Fire spokesperson Qwanesha Ward said the employees were “involved in the initial patient care” of Nichols; she did not provide further details.

“This is an ongoing investigation, and we cannot comment further at this time,” Ward said in a statement Monday. The department did not immediately respond to a request for comment.

This story is being continually updated.

From CNN:

Video footage of Tyre Nichols’ violent arrest on Jan. 7 will be released on YouTube in four parts — showing the initial stop, the stop near Nichols’ home and body-worn camera footage of the individuals at the scene — sometime after 7 p.m. ET on Friday, Memphis Police Chief Cerelyn “CJ” Davis said.  CNN has obtained portions of the police scanner audio leading up to the 29-year-old Black driver’s arrest. Portions of the audio are inaudible, but a brief part of the conversation between an officer and the dispatcher can be heard.

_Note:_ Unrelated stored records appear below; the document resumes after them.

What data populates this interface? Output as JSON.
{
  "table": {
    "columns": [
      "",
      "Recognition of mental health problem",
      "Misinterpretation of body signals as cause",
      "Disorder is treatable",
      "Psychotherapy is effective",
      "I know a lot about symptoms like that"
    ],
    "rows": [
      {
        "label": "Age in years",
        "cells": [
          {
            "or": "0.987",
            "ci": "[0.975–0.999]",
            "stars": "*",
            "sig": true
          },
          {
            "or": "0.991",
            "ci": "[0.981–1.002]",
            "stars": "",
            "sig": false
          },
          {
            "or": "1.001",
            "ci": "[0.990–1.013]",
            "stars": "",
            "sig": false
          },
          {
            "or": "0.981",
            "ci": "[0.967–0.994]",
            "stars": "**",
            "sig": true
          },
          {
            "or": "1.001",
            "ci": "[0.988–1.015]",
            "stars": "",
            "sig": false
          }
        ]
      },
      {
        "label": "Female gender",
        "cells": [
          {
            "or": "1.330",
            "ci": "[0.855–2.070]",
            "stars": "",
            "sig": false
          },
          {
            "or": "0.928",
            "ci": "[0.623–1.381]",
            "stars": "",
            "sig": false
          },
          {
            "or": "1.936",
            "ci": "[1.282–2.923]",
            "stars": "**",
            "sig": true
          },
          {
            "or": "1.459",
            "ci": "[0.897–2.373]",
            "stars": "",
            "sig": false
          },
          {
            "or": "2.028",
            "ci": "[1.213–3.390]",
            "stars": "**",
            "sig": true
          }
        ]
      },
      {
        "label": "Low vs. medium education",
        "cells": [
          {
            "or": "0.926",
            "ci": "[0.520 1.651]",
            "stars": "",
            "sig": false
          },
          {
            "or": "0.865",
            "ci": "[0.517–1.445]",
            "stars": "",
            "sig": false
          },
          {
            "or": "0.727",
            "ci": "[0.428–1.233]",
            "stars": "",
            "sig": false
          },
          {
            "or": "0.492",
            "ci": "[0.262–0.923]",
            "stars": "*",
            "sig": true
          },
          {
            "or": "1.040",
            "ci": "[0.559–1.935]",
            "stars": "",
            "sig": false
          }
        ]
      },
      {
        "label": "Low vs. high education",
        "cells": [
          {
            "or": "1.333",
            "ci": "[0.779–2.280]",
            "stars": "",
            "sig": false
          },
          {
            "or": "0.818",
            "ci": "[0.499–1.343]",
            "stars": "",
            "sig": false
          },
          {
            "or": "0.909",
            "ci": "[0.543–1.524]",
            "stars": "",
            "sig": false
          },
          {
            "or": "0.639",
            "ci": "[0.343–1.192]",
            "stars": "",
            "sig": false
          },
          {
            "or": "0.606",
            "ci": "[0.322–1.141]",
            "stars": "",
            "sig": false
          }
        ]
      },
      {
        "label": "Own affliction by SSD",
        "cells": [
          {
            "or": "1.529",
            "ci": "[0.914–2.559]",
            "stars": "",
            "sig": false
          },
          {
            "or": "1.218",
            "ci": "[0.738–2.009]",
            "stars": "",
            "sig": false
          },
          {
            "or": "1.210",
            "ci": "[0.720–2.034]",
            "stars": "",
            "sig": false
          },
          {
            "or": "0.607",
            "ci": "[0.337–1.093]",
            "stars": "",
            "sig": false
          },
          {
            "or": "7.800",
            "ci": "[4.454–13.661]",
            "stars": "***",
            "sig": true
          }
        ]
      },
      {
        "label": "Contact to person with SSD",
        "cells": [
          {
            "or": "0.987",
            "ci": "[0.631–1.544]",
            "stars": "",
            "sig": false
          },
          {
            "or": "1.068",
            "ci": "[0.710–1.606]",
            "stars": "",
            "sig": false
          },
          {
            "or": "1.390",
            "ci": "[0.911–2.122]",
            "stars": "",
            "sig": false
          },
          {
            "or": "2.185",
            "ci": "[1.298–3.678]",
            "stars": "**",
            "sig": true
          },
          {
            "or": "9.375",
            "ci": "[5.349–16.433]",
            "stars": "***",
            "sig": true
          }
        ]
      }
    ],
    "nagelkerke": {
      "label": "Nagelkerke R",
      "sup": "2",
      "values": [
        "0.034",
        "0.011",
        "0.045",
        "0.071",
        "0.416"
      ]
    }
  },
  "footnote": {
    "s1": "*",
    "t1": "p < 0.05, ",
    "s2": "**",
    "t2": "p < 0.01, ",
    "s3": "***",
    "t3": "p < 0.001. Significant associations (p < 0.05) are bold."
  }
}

An officer is heard saying, “We got one Black male running,” and giving instructions to “run that car registration tag and see what’s the address,” followed by what sounds like Nichols in distress. It’s not clear where this audio fits in the sequence of the incident or which officer is speaking.

Family attorneys watched the video on Monday and described it as “heinous.” Nichols was tased, pepper-sprayed and restrained, family attorney Ben Crump said, and compared it to the LAPD beating of Rodney King. Crump described the video as “appalling,” “deplorable” and “heinous.” He said Wells, Nichols’ mother, was unable to get through viewing the first minute of the footage after hearing Nichols ask, “What did I do?” At the end of the footage, Nichols can be heard calling for his mother three times, the attorney said.

Nichols fled from the police, according to Rodney Wells, his stepfather, because he was afraid. “Our son ran because he was scared for his life,” Wells said Monday. “He did not run because he was trying to get rid of no drugs, no guns, no any of that. He ran because he was scared for his life. And when you see the video, you will see why he was scared for his life.”

The officers are now all presently out on bond. The video is being held until this evening for release so that children and others can be off the streets and home in case violence breaks out in Memphis.